Sascha Noyes wrote in part:
Geoff Burling wrote:
I think you are making a logical fallicy here. You assume that because MNH calls himself a Nazi, therefore he wants to kill RK. As I argued, one can describe oneself -- or another person -- a Nazi for many reasons. In my last email, I suggested it was in response to RK's habit of calling anyone he disagrees with "a Nazi";
Your criticisms of my interpretation of his statement are all valid. However, what you have failed to dispel (in my mind), is the possibility that it was meant as a threat. Implicit threats function not by being overt threats, but rather by having the property that they can be interpreted as a threat. I concede that one has to also employ a measure of likelihood. Your suggestion that this statement was meant as an attack on RK for calling others Nazis has in my mind lowered the possibility that it was meant as a threat. But I am still of the opinion that it is a possibility.

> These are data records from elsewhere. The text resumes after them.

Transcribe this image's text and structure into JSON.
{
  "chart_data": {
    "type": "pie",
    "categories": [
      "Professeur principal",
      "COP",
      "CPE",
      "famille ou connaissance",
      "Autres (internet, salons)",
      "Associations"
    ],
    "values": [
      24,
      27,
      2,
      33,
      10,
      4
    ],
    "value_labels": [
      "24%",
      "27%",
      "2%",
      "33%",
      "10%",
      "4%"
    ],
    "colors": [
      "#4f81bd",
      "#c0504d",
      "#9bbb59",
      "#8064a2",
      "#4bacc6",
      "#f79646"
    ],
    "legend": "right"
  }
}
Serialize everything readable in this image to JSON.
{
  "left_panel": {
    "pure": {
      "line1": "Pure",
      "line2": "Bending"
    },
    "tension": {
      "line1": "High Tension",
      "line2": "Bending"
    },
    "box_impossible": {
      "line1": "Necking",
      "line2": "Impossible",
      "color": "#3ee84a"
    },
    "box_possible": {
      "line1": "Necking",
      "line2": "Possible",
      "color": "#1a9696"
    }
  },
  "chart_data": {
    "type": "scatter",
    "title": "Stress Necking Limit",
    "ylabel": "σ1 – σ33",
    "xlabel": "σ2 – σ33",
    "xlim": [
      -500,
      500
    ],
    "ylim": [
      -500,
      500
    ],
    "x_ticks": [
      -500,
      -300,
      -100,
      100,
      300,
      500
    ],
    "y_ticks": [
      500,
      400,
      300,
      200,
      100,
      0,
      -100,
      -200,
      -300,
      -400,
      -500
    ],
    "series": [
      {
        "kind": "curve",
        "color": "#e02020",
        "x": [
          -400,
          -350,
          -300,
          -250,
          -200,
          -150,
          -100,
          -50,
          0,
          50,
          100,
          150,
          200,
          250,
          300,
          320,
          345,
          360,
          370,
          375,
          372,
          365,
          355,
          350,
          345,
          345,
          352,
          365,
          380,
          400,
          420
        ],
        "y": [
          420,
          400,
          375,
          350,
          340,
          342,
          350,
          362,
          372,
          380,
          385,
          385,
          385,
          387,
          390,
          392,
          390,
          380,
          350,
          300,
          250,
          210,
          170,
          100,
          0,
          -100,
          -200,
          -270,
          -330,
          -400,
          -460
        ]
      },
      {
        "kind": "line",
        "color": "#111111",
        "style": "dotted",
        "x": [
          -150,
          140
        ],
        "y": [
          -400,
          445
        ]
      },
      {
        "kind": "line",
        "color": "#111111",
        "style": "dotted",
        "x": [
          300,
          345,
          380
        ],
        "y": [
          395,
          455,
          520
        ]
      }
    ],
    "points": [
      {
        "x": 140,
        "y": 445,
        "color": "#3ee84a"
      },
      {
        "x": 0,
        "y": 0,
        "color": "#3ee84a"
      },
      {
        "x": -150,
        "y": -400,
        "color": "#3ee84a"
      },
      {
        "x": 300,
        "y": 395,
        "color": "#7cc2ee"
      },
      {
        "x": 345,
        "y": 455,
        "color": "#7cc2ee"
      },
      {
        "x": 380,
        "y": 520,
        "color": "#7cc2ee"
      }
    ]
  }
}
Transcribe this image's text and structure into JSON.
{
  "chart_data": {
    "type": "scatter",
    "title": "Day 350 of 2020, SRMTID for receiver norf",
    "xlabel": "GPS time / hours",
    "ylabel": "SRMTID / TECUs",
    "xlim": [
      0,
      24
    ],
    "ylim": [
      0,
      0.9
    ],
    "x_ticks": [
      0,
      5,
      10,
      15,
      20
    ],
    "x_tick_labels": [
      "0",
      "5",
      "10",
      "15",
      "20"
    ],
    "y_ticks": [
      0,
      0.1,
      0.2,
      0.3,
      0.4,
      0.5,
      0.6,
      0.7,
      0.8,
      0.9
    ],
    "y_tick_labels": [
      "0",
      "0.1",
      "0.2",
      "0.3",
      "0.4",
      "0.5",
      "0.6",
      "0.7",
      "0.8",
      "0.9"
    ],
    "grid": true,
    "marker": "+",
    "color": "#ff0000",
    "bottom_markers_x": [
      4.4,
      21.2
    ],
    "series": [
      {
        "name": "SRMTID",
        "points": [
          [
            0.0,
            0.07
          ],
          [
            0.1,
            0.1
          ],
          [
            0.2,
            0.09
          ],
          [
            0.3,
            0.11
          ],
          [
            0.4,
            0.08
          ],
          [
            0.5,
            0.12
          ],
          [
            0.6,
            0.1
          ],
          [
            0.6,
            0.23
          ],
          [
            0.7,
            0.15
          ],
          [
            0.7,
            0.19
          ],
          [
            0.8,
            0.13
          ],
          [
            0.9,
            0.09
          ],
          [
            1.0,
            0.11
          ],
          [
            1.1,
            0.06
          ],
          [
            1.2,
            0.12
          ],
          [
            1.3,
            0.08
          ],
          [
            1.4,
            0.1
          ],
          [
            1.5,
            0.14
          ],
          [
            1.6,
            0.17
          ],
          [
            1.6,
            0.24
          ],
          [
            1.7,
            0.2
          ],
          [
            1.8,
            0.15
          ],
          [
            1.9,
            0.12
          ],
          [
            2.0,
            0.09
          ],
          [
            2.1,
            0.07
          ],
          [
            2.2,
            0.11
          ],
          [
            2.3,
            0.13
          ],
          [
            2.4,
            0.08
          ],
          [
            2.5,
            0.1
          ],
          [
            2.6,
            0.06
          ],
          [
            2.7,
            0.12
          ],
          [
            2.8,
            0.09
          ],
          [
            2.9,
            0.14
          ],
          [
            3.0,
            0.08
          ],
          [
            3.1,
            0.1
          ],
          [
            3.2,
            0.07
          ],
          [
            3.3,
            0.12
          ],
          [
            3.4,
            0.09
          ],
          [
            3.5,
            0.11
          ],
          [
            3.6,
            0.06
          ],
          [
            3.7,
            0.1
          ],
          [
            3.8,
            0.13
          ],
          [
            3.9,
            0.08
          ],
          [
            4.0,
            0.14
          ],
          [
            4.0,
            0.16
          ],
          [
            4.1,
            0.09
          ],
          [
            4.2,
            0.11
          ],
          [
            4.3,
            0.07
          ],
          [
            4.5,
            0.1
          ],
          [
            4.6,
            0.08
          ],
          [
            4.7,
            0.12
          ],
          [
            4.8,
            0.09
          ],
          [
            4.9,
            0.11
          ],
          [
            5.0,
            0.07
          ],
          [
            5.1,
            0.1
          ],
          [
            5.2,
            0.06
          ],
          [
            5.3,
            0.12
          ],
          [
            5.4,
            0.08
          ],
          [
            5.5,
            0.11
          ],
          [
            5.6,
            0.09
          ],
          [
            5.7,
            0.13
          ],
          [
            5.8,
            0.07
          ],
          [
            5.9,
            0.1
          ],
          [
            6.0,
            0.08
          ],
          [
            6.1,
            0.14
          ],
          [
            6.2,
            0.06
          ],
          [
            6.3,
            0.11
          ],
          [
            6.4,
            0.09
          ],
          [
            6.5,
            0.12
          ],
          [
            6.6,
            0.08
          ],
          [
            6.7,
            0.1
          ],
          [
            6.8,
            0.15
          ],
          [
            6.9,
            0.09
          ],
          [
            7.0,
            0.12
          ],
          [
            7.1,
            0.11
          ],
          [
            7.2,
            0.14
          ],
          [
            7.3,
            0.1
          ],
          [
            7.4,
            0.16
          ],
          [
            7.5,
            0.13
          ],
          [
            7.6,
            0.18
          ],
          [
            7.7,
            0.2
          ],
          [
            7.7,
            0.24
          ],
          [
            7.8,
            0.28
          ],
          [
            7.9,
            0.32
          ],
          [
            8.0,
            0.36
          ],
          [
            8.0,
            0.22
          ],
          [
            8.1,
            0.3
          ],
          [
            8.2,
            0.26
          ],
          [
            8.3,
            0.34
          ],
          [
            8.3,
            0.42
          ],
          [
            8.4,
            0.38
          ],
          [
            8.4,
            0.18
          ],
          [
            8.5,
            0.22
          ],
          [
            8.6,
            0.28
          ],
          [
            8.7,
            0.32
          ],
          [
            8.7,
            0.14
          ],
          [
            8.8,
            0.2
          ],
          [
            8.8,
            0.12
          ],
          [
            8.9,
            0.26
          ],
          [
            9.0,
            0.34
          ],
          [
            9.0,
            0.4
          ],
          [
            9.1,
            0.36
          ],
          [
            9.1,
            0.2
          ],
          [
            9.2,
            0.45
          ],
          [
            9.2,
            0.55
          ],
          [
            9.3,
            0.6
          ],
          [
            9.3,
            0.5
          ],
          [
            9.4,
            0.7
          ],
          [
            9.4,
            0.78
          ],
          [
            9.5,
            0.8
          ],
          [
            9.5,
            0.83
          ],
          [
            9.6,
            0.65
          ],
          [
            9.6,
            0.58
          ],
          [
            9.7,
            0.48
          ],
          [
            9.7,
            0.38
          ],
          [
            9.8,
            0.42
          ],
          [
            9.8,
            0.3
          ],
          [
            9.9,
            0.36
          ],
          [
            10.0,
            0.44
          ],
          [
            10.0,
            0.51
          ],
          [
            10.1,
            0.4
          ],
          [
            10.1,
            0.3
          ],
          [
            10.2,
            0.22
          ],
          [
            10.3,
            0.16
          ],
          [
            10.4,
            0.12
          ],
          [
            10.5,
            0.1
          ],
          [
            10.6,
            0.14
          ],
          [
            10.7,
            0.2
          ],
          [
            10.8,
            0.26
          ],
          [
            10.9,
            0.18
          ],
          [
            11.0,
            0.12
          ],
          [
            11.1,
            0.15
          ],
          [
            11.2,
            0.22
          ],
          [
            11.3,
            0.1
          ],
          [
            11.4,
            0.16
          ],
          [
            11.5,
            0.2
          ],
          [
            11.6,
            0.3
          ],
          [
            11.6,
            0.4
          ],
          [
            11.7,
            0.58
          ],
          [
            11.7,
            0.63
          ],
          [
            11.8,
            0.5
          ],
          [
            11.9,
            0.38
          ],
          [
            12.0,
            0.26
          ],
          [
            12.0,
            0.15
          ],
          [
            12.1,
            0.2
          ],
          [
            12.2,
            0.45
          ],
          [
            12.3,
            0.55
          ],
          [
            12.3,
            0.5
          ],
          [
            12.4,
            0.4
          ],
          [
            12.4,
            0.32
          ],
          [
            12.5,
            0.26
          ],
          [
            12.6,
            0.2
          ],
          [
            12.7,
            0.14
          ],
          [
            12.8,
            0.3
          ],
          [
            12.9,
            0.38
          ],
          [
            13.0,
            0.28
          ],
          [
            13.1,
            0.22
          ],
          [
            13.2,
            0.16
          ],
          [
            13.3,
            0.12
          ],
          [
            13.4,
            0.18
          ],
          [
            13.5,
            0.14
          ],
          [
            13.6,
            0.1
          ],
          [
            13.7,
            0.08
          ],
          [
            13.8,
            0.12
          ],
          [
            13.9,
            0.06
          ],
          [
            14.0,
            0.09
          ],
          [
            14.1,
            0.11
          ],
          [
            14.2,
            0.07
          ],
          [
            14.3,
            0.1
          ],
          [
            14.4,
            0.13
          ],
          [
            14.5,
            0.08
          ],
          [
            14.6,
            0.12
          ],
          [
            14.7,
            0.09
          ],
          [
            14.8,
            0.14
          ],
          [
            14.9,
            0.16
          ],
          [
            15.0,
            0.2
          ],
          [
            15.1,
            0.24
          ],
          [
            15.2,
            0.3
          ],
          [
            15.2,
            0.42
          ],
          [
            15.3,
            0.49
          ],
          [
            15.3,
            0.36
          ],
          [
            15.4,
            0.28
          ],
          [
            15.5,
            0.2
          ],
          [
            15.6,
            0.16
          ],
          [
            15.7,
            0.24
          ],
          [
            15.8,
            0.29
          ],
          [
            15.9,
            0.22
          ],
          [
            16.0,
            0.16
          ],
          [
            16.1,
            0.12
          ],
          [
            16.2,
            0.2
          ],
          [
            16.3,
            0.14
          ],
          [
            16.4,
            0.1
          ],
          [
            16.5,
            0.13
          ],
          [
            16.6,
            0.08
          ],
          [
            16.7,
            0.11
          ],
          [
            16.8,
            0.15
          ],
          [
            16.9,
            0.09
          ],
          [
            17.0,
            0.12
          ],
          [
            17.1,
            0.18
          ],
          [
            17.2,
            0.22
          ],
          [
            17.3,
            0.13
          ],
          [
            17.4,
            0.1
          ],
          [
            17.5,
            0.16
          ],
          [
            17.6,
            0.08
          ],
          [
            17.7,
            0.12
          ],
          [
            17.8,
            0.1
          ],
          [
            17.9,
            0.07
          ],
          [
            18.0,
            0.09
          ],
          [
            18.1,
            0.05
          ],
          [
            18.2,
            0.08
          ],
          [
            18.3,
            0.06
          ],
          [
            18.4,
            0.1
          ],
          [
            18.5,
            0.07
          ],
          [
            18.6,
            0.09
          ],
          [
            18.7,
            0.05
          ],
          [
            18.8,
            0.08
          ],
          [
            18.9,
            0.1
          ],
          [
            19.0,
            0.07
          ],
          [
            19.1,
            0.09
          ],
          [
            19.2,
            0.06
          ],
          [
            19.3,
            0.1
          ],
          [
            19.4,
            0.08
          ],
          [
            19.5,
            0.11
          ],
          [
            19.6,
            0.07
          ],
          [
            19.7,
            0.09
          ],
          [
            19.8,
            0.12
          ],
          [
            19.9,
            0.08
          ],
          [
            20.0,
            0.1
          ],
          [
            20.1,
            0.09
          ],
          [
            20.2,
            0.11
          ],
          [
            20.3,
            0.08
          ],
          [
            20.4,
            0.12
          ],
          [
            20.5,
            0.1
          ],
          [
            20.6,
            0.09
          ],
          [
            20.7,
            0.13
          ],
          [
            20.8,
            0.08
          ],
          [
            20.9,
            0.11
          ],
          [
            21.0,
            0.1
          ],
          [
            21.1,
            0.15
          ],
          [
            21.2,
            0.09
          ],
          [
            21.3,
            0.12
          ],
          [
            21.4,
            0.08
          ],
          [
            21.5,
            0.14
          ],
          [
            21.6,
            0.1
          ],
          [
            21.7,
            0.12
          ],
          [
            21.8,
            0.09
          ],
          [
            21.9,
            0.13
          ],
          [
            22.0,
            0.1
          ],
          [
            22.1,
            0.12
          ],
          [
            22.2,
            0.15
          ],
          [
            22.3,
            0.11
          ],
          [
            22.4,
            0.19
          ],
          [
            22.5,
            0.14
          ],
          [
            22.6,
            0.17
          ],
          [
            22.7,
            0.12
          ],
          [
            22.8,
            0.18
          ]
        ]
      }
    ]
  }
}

Sure, it's a possibility. But if you want MNH to be banned on this basis (in part on this basis I mean, since you charge further reasons), then the burden lies with you to convince /us/ (or Jimbo, or the arbitrator) that it really was a threat.
I know that if I saw A say to B «I am a Z.» in the course of a fight, and B has a habit of calling people Zs, then I would assume that B had called A a Z earlier in the course of the fight, and that now A was being sarcastic in a bitter response. I would /not/ assume that A really intended to claim to be a Z. Now, this does not excuse A's outburst, but it puts considerable doubt on any claim that A was /threatening/ B, even though a Z is a threat to B.
I don't know if RK ever called MNH a Nazi before that comment appeared, but I'd at least have to establish that he hadn't done so if I wanted to argue that MNH intended to threaten RK.
So I would drop the threat charge for now and stick to this:
My case is founded first and foremost on his personal attacks.